Fake news remains a persistent challenge, particularly during election seasons when conspiracy theories and misinformation from malicious sources seek to sway voters. As the US election heats up in one of the tightest races yet, researchers at Ben-Gurion University of the Negev have created a method to assist fact-checkers in managing the surge of misinformation on social media. Led by Dr. Nir Grinberg and Prof. Rami Puzis, the team discovered that by tracking the sources of fake news rather than focusing on individual articles or posts, they can significantly reduce the workload for fact-checkers while producing reliable results over time.
Dr. Grinberg explains, “The issue today is that fact-checkers are inundated with content and struggle to evaluate everything. Their coverage amidst the vast array of social media activity is often unclear, and we lack insights into how effective they are at prioritizing the most critical content. This inspired us to develop a machine learning method to help fact-checkers optimize their focus and enhance their productivity.”

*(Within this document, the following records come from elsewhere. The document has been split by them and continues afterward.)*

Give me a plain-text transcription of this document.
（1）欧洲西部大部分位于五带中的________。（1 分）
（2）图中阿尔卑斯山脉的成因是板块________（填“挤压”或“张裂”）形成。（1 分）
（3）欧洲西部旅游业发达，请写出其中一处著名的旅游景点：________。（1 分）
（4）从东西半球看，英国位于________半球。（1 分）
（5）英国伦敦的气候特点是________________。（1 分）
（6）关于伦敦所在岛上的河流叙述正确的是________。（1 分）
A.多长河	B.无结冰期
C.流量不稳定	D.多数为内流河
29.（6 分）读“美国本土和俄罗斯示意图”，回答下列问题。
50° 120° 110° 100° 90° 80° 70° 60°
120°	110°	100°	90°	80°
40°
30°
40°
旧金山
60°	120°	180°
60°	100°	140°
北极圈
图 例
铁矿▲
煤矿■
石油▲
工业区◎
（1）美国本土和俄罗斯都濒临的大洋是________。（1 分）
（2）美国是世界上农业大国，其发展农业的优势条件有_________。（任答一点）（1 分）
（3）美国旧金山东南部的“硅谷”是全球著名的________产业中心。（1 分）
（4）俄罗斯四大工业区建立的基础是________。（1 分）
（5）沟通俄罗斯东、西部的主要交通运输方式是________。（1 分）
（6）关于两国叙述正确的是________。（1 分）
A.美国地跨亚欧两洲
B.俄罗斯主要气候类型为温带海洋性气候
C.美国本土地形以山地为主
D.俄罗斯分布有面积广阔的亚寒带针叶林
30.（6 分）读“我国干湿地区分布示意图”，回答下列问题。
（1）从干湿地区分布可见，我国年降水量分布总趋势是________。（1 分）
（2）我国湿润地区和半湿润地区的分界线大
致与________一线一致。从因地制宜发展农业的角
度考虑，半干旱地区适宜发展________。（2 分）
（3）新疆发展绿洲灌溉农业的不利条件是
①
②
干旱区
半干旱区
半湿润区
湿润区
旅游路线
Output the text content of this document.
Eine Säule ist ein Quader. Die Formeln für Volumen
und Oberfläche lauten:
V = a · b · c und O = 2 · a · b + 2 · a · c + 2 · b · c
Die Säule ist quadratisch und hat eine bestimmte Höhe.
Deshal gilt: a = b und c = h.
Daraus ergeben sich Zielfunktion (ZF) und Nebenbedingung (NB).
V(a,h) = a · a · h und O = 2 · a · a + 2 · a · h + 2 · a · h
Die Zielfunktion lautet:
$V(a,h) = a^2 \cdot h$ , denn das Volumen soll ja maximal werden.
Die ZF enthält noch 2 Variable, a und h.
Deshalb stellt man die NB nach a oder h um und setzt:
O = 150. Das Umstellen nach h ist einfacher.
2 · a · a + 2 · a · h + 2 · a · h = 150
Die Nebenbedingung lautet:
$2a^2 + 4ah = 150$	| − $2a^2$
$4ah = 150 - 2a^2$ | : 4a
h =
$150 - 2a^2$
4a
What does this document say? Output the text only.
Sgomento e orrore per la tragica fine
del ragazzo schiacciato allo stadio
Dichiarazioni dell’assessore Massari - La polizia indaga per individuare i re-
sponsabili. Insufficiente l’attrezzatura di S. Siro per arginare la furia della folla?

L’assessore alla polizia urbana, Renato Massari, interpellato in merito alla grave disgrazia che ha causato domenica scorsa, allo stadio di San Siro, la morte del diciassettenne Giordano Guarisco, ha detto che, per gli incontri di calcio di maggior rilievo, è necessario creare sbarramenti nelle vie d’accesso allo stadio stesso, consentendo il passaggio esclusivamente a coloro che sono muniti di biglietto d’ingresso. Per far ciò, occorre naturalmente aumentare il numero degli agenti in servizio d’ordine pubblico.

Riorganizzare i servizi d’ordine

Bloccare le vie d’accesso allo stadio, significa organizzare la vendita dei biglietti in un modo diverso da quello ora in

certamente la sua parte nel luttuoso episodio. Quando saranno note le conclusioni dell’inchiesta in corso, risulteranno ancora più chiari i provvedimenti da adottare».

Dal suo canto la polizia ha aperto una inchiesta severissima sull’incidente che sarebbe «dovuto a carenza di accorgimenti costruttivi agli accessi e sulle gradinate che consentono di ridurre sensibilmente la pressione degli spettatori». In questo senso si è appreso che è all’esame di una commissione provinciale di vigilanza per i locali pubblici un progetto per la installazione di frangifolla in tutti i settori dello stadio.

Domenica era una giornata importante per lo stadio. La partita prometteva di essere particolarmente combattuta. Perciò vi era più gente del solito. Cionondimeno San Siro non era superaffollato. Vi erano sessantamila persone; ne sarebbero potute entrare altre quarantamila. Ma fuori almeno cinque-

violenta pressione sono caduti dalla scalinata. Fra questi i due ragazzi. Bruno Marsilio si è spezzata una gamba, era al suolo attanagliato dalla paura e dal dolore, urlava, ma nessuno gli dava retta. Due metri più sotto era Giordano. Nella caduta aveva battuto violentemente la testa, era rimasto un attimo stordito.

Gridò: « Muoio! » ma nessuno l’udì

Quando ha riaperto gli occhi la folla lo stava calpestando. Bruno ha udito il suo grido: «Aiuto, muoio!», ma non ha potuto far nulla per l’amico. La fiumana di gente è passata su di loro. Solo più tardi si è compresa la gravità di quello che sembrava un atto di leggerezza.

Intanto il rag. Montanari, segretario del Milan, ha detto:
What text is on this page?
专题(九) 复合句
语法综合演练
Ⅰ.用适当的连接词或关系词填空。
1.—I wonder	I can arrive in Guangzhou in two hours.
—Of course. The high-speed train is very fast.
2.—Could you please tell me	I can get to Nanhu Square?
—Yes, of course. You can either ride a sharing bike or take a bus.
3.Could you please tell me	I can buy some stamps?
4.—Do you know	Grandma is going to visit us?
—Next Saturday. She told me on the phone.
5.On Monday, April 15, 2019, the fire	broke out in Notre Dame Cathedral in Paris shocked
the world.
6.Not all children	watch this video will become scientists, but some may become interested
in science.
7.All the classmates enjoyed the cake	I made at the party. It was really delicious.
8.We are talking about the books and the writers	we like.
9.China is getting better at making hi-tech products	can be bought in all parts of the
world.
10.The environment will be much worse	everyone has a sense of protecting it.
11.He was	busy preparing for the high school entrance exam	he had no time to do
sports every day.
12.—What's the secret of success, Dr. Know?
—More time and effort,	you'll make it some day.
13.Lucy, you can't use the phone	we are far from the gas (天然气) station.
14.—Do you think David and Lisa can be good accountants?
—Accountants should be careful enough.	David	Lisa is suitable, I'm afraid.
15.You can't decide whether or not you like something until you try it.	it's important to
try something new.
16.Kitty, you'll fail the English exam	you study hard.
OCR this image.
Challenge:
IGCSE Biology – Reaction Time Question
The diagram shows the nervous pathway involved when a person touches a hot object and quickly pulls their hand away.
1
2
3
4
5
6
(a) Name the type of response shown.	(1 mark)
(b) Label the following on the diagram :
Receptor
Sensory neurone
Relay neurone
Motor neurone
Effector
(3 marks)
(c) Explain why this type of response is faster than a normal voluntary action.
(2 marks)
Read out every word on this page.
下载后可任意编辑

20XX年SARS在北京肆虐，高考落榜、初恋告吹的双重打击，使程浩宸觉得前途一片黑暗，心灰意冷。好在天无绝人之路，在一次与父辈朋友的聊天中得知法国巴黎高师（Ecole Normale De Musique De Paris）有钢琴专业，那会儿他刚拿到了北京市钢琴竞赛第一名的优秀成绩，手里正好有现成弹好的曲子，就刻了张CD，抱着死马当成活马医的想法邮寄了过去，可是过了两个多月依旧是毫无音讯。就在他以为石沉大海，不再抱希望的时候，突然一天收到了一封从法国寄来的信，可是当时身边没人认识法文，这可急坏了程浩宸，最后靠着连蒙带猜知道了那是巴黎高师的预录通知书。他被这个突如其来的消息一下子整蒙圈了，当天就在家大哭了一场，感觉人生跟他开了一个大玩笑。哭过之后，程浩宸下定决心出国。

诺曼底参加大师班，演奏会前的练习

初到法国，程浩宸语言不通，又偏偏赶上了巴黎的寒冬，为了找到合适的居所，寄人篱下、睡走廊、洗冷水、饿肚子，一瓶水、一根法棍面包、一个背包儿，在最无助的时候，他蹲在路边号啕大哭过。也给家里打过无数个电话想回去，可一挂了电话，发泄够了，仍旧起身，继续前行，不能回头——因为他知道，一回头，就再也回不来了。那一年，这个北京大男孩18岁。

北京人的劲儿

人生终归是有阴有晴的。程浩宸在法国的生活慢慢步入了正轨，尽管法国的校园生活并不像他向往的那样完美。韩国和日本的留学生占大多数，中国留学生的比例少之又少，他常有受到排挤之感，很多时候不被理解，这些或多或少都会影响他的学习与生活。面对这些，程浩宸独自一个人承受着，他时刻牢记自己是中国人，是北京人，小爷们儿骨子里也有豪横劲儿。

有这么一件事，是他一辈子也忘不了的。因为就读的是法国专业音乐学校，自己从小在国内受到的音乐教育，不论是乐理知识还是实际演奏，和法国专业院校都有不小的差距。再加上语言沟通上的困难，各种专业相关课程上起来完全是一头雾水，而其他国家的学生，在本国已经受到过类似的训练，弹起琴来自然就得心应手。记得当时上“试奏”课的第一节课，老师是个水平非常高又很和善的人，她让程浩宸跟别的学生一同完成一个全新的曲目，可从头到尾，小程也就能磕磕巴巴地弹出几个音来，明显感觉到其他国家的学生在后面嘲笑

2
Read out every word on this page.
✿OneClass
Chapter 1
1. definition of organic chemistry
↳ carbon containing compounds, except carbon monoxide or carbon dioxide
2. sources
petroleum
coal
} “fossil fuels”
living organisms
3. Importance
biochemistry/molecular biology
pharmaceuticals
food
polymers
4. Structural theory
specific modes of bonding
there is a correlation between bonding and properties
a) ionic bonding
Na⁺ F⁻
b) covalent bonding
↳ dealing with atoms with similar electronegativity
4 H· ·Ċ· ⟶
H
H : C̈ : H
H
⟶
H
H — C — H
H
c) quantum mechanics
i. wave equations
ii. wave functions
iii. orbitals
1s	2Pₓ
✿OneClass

Their findings were published in the Proceedings of the 30th ACM SIGKDD Conference on Knowledge Discovery and Data Mining.
Given the rapid rise and fall of fake news sources, keeping updated lists can be costly and labor-intensive. The researchers’ system takes into account the flow of information on social media and the audience’s tendency to engage with falsehoods, making it more robust and effective over time. Their audience-based models outperformed the traditional method of tracking who shares misinformation, achieving 33% better accuracy with historical data and 69% better when identifying emerging sources. Notably, their approach maintains high accuracy in identifying fake news sources while reducing fact-checking costs by over 75%.
While the system requires further training in real-world scenarios and should not replace human fact-checkers, Dr. Grinberg emphasizes that it can significantly enhance the coverage of current fact-checking efforts. Both he and Prof. Puzis are part of the Department of Software and Information Systems Engineering.
As Grinberg and his team work to improve the integrity of elections, a crucial question remains: will social media platforms take the necessary steps to provide data and access to combat misinformation effectively?
The research team also included Maor Reuben from the Department of Software and Information Systems Engineering at BGU and independent researcher Lisa Friedland.